The idea of "interoperability" of neuroscience modeling software was instigated by the problems associated with incomplete model specifications in published papers and incremental model extensions through research projects across laboratories. Cannon et al. [1] defined interoperability as "all mechanisms that allow two or more simulators to use the same model description or to collaborate by evaluating different parts of a large neural model". As an example, the adoption of common declarative model definition languages such as SBML, NeuroML, and NineML, allows to simulate the same model on different simulator environments.

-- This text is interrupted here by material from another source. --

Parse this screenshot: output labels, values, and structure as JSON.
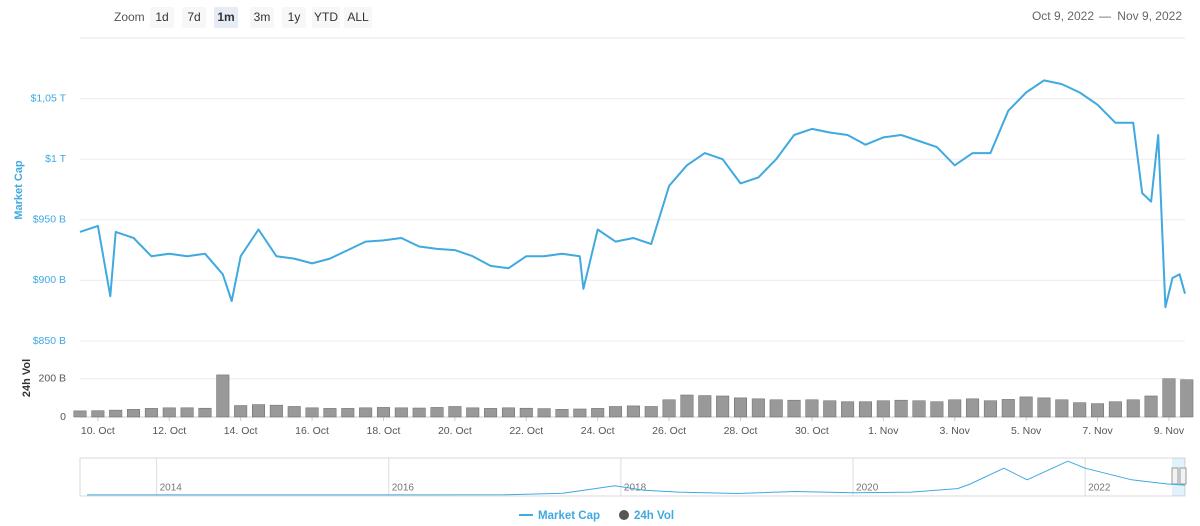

Run-time interoperability allows different simulators to compute different aspects of the same model at run-time either by direct coupling via simulator script languages, indirect coupling via interpreted languages, or coupling via object oriented frameworks (see [2] for details).

The Computational Biology Initiative (CBI) federated software architecture is a software architecture that transparently supports both interoperability and "extensibility" for model building, simulation, and result analysis. It is a modular meta-framework for software development that integrates all the functions necessary for a fully functioning simulator. The modular nature of the CBI Architecture provides several advantages for multiple independent contributions to software development including: (1) Reduction in complexity of individual simulator components when compared to the complexity of a complete simulator, (2) Easy removal or replacement of unnecessary or obsoleted components, and (3) Clear delineation of the development scope of new components.

The CBI Architecture is designed to support alternative paradigms of interoperability and extensibility through the provision of logical relationships between its modules. The definition of a common information exchange reference model allows software modules to automatically interpret the information exchanged meaningfully and accurately in order to produce useful results as defined by end users such that any appropriately configured software component or application can be incorporated into the simulator.

GENESIS 3.0 (G-3) is a major reconfiguration and update of the GENESIS simulation system. G-3 is the first neural simulator to comply with the modular design of the CBI Architecture. It embodies many software components, each of which has been developed in full isolation. These include the Model Container that efficiently stores a representation of a model in computer memory and has simple bindings to the NeuroML and NineML declarative modeling languages, and Heccer: A fast compartmental solver based on the GENESIS hsolve object that can be instantiated from C, Python, Perl or other scripting languages. The NS-SLI is the G-3 component that provides backward compatibility for the GENESIS-2 SLI.

In this presentation we report on our recent efforts to reconfigure the NEURON simulator as an independent CBI compliant software component and to integrate its scripting interfaces with other CBI compliant software components of the GENESIS 3.0 neural simulation framework. The integration of selected aspects of the NEURON simulator into G-3 will allow to seamlessly integrate HOC model components with G-2 or G-3 model components. Employed in this way, the modular paradigm of the CBI Architecture supports interoperability by facilitating the functional integration of otherwise independent applications.